Он закурил очередную сигарету и снова принялся шевелить мозгами. После долгого раздумья разблокировал мобильник и прокрутил имена до Джузеппе Дзафферана. Высветился номер его дяди.
«Пипо», как зовут его в семье, младший брат его отца и управляющий компанией по ремонту квартир. Невысокий, сухопарый молчун с грубыми чертами лица и тонкими усиками из другой эпохи. Ему он звонит, когда случается оказаться на мели и все другие двери перед ним закрыты. «Lo Zio Pipo»[5] содержит целую сеть малых и средних предприятий, которым оказывает всякого рода услуги, необязательно связанные с его основной деятельностью. У дяди талант добывать для Паоло подработки, все как на подбор дерьмовые, но выкрутиться помогают. Он мыл туалеты в отеле, разгружал рефрижераторы с мясом и даже чистил отстойники. Не работа, а мечта.

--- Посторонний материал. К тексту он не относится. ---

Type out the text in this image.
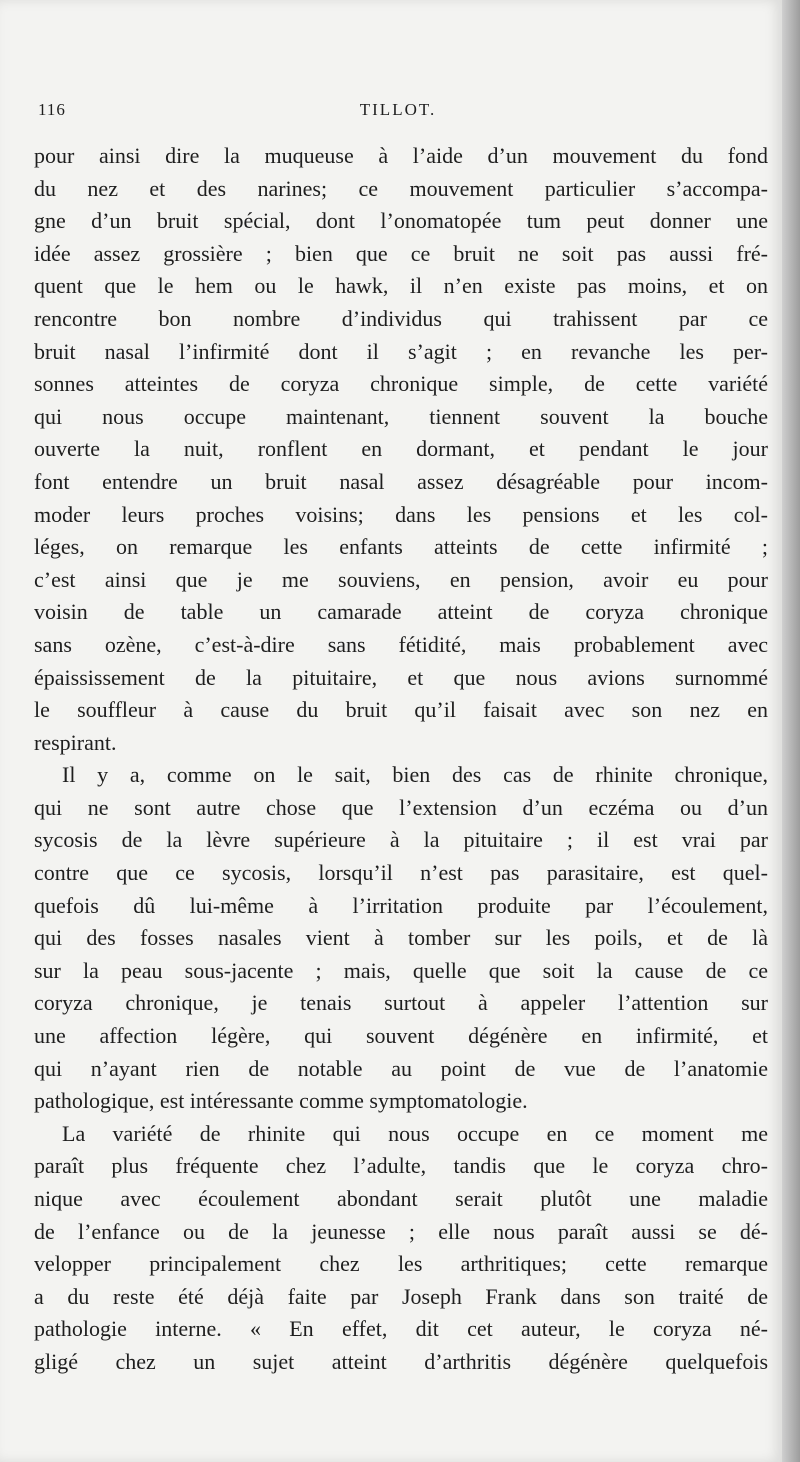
116	TILLOT.
pour ainsi dire la muqueuse à l’aide d’un mouvement du fond
du nez et des narines; ce mouvement particulier s’accompa-
gne d’un bruit spécial, dont l’onomatopée tum peut donner une
idée assez grossière ; bien que ce bruit ne soit pas aussi fré-
quent que le hem ou le hawk, il n’en existe pas moins, et on
rencontre bon nombre d’individus qui trahissent par ce
bruit nasal l’infirmité dont il s’agit ; en revanche les per-
sonnes atteintes de coryza chronique simple, de cette variété
qui nous occupe maintenant, tiennent souvent la bouche
ouverte la nuit, ronflent en dormant, et pendant le jour
font entendre un bruit nasal assez désagréable pour incom-
moder leurs proches voisins; dans les pensions et les col-
léges, on remarque les enfants atteints de cette infirmité ;
c’est ainsi que je me souviens, en pension, avoir eu pour
voisin de table un camarade atteint de coryza chronique
sans ozène, c’est-à-dire sans fétidité, mais probablement avec
épaississement de la pituitaire, et que nous avions surnommé
le souffleur à cause du bruit qu’il faisait avec son nez en
respirant.
Il y a, comme on le sait, bien des cas de rhinite chronique,
qui ne sont autre chose que l’extension d’un eczéma ou d’un
sycosis de la lèvre supérieure à la pituitaire ; il est vrai par
contre que ce sycosis, lorsqu’il n’est pas parasitaire, est quel-
quefois dû lui-même à l’irritation produite par l’écoulement,
qui des fosses nasales vient à tomber sur les poils, et de là
sur la peau sous-jacente ; mais, quelle que soit la cause de ce
coryza chronique, je tenais surtout à appeler l’attention sur
une affection légère, qui souvent dégénère en infirmité, et
qui n’ayant rien de notable au point de vue de l’anatomie
pathologique, est intéressante comme symptomatologie.
La variété de rhinite qui nous occupe en ce moment me
paraît plus fréquente chez l’adulte, tandis que le coryza chro-
nique avec écoulement abondant serait plutôt une maladie
de l’enfance ou de la jeunesse ; elle nous paraît aussi se dé-
velopper principalement chez les arthritiques; cette remarque
a du reste été déjà faite par Joseph Frank dans son traité de
pathologie interne. « En effet, dit cet auteur, le coryza né-
gligé chez un sujet atteint d’arthritis dégénère quelquefois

Дни на ней, кажется, тянутся по сорок часов, и каждая секунда бесконечна. Стрелки еле ползут по циферблату стенных часов. Временные улитки. Время порой замедляется до того, что он будто тонет в кровожадном небытии, где каждая минута становится потоком непроходимой грязи. С каждым оборотом стрелки другой берег удаляется еще немного.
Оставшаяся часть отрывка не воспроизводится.